Development Possibilities – It goes without saying, having the ability to get quick access to development tools and an IDE quickly and easily is a real bonus for developers. it’s possible, for example, to load the Eclipse IDE for Java Developers fairly easily without worrying about all the requirements and and dependencies. That would be a huge potential for rapid application development.
What I didn’t like
Selection – The applications that were online left quite a bit to be desired. Also, in the “Browsers” testing section , Microsoft has asked Spoon.net to remove access to Internet Explorer – which they have complied. Loosing the ability to test different versions of IE is a severe blow to the service. The potential to test the beta of IE9 without having to install it is very enticing.
|Seriously? Just two apps?|
Wording on the site – It may just be my mind playing tricks on me, but using words like “streaming” and “cloud” and “buffering” in your service when in fact all our doing is downloading the application and running it in a sandbox is fairly misleading.
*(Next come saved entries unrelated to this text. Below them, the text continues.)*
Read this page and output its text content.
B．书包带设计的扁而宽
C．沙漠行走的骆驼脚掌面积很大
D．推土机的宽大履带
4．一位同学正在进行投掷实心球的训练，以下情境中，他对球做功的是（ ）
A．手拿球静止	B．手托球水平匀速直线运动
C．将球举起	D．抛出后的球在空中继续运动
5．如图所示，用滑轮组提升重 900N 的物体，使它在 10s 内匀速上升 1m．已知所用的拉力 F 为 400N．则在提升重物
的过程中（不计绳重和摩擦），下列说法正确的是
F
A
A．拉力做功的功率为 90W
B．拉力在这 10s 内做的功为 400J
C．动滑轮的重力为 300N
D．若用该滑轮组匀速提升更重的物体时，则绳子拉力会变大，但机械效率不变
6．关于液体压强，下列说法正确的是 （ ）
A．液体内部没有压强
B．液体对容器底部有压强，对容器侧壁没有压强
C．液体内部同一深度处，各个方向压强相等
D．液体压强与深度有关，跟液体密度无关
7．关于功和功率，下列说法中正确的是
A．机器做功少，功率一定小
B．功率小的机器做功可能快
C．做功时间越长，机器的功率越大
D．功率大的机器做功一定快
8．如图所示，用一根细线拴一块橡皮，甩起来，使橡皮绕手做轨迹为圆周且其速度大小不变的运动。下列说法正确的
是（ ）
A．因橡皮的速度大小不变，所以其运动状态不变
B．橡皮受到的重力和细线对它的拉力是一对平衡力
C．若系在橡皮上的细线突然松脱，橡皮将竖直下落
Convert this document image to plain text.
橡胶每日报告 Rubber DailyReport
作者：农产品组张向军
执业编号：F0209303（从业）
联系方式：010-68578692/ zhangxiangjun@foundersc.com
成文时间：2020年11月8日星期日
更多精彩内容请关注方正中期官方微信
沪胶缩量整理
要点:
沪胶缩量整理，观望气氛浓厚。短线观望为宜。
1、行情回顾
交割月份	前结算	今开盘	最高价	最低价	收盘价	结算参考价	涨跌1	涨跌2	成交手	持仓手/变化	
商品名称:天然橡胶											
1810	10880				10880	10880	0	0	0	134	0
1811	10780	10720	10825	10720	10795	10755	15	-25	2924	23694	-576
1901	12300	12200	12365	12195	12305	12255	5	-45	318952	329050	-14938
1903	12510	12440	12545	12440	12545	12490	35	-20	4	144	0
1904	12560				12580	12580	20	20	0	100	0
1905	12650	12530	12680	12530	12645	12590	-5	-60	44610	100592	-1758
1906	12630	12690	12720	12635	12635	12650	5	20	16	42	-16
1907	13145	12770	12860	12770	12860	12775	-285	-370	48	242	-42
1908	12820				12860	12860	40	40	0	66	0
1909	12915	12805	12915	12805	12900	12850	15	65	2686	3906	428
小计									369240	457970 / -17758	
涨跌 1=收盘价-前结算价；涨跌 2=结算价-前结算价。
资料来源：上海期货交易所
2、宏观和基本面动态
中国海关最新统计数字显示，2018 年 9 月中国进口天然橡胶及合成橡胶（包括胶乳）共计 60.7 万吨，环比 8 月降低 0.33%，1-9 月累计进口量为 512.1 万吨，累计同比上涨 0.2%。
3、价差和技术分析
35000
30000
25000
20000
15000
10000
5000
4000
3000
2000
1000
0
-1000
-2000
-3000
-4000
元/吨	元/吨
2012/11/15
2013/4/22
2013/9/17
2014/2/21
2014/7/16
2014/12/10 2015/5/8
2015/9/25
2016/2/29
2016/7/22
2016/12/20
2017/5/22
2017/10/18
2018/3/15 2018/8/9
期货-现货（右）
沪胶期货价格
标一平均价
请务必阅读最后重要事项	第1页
Application Data – When using any of the various applications, you start with a basic set of configuration settings. If you were to change any of this and close the application, this configuration is stored locally on your computer – in a cloud-based situation, this configuration would be either synced with the server or travel with you. Spoon.Net doesn’t do that, if you were to load the application on another computer, you start with basic settings again.
How they seem to make money
Always of interest, I wonder how the service intends to make money if most (or all of it) is free? From what I can tell, there is a micro payment strategy on the site that lets you buy a block of game playing time. Also, the development application (Spoon Studio 2011 Standard Edition) for the Spoon platform looks to cost a whopping $2,400 per license. Steep.
How to make this a killer tool
Right now, Spoon.Net is a fancy way of downloading an application, running it locally on your computer and then when you close it, the application is gone. You can do this with other tools as well – a Vmware Snapshot can do this, you can use ThinApp to create this scenario. VirutalBox (a free VM Host Application) also supports snapshots. If testing software cleanly was all you needed to do, these things are possible today, and without the misleading wording. How can Spoon.Net become a killer app? Here’s what I think:
1. Change the wording – make sure people know what your doing. If you are downloading, call it downloading, not streaming. Make sure people can trust you.
2. Since you have an accounts system, give users the ability to keep application data on the server. Let this application data live with the program every time it is run. The application will then become completely portable and incredibly useful (and more Cloud-like).
3. Give people the ability to, free, or very low cost, use your servers to place useful personal utilities and applications that could be accessed in the same manner as DropBox or Flikr let’s you get to a file. Today useful applications are often relegated to (a) the computer you don’t have (b) the USB drive you forgot or (c) being downloaded and installed. Having this ability would allow me t place my personal cache of useful utilities in the cloud for easy access. That would be cool!
I can imagine this concept as a YouTube, but for applications. Imagine having the concept of an application remixed based on configuration settings? Imagine the application that is pre-created helps you save two or more hours before you even run it. Since you only need it once, why waste all that time? Imagine developing software and only focusing on the language, not the environment. This is some powerful stuff, potentially. What are your thoughts?